Christa: You use a lot of color in your work. Can you tell us some more about the way you choose your colors?
Douglas: I tend to use colors found in nature (brown, green and blue) and find a balance of being colorful without overwhelming a painting. I do consistently paint my human subjects white and add streaks of magenta, yellow and cyan over their faces. It’s a clownish element that remained when I had a clown girl series a while ago. My peers and collectors consider it a signature look.
Christa: Can you name a career highlight?
Douglas: Fortunately I’ve had many over my short painting career but I really enjoyed traveling to New York for a group show. New York was fantastic and the energy from the audience was noticeably different then other cities. New Yorkers are very informed art lovers who demand great art and rightfully so due to the amazing history the City posses in the realm of painting.

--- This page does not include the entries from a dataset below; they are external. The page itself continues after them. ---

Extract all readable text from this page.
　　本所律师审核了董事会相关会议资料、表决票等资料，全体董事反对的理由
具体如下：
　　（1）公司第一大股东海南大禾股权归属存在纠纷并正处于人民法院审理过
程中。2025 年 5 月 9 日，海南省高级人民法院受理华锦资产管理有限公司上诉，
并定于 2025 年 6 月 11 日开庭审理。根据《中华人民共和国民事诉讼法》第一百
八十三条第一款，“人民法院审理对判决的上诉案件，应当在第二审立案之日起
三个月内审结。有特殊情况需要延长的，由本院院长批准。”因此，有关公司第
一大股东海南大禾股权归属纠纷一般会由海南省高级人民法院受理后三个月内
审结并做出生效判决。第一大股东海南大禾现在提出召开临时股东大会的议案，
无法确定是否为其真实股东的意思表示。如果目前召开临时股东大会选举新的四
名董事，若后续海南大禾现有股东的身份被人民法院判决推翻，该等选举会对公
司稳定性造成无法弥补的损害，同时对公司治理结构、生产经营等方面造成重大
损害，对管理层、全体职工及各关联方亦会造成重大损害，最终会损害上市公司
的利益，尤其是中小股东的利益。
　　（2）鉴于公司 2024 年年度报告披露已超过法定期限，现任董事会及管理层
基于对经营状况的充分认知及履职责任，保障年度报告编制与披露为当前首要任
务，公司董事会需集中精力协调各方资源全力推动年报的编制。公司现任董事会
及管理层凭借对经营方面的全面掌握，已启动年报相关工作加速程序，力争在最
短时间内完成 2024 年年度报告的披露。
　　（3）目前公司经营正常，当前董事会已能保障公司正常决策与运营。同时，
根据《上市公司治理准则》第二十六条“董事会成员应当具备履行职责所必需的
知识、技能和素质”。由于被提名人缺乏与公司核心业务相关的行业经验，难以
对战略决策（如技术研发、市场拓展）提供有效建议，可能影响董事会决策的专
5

I received wonderful feedback and made a few friends during my stay.
Going to California
Christa: How did your online portfolio and your Myspace page helped you to promote your art?
Douglas: Wow, the online portfolio at 2Dvalley.com and Myspace are very important tools to promote work beyond the shows and a website. Lately, Facebook has generated some new fans. Amazingly, people from all over the planet have viewed my work. Without these sources of promotion, I probably would have never been able to reach such a wide audience. I’m always surprised when people from another country make the effort to e-mail because of a curiosity of my work. And, on occasion, I have sold work through this medium. I highly recommend an artist to utilize these free sources to promote.
Christa: How do you handle the business side of being an artist?
Douglas: I’m slowly learning the business side of art. Beyond commissions, art sales and worrying about the percentages of galleries take, the potential of earning is wide. In the near future, I want to explore designing limited design shirts, prints and other byproducts of my art. I’ll be searching for an accountant before long.
Christa: What would be your dream assignment?
Douglas: I would love paint portraits of my favorite musicians for the cover of Rolling Stone.
Christa: Can you tell us where you are currently working on?
Douglas: I’m currently working on a series of deviant animals of innocence. I’m playing with the religious notion of animals having no soul and are sinless. However, I’ve witnessed moments when animals act on impulses that appear too human. Beyond painting, I’ve found myself curating and co-curating art shows with a small loose collective of friends in Los Angeles called LA Lucky 11.
Christa: Besides 2DV, which other graphic sites do you visit regularly?
Douglas: Yeah, I enjoy visiting gallery websites that feature works from Van Gogh to Banksy. YouTube and MySpace are also great sites to check out artists. I like visiting Giant Robot, Juxtapoz.com and Hi-Fructose websites. I know there are about a million and half more sites I would enjoy visiting but not aware of. I hope readers out there can contact me and recommend more site.
Christa: Is their something you can’t work without?
Douglas: I like to believe I’m not dependent on anything to create art. If I were deprived of everything found in an art store, I could picture myself drawing on sand or stacking rocks; however, it would be a serious challenge to painting without music or coffee.
Christa: What do you do when you’re not working or creating something?
Douglas: I like to ride my bike, hike, read, photograph odd things, travel (when I can), and drive around town. I also play video games and watch DVDs. Spending time with friends and family is becoming harder to do. Everybody lives such busy lives.
Christa: Thanks for your time and the interview Douglas!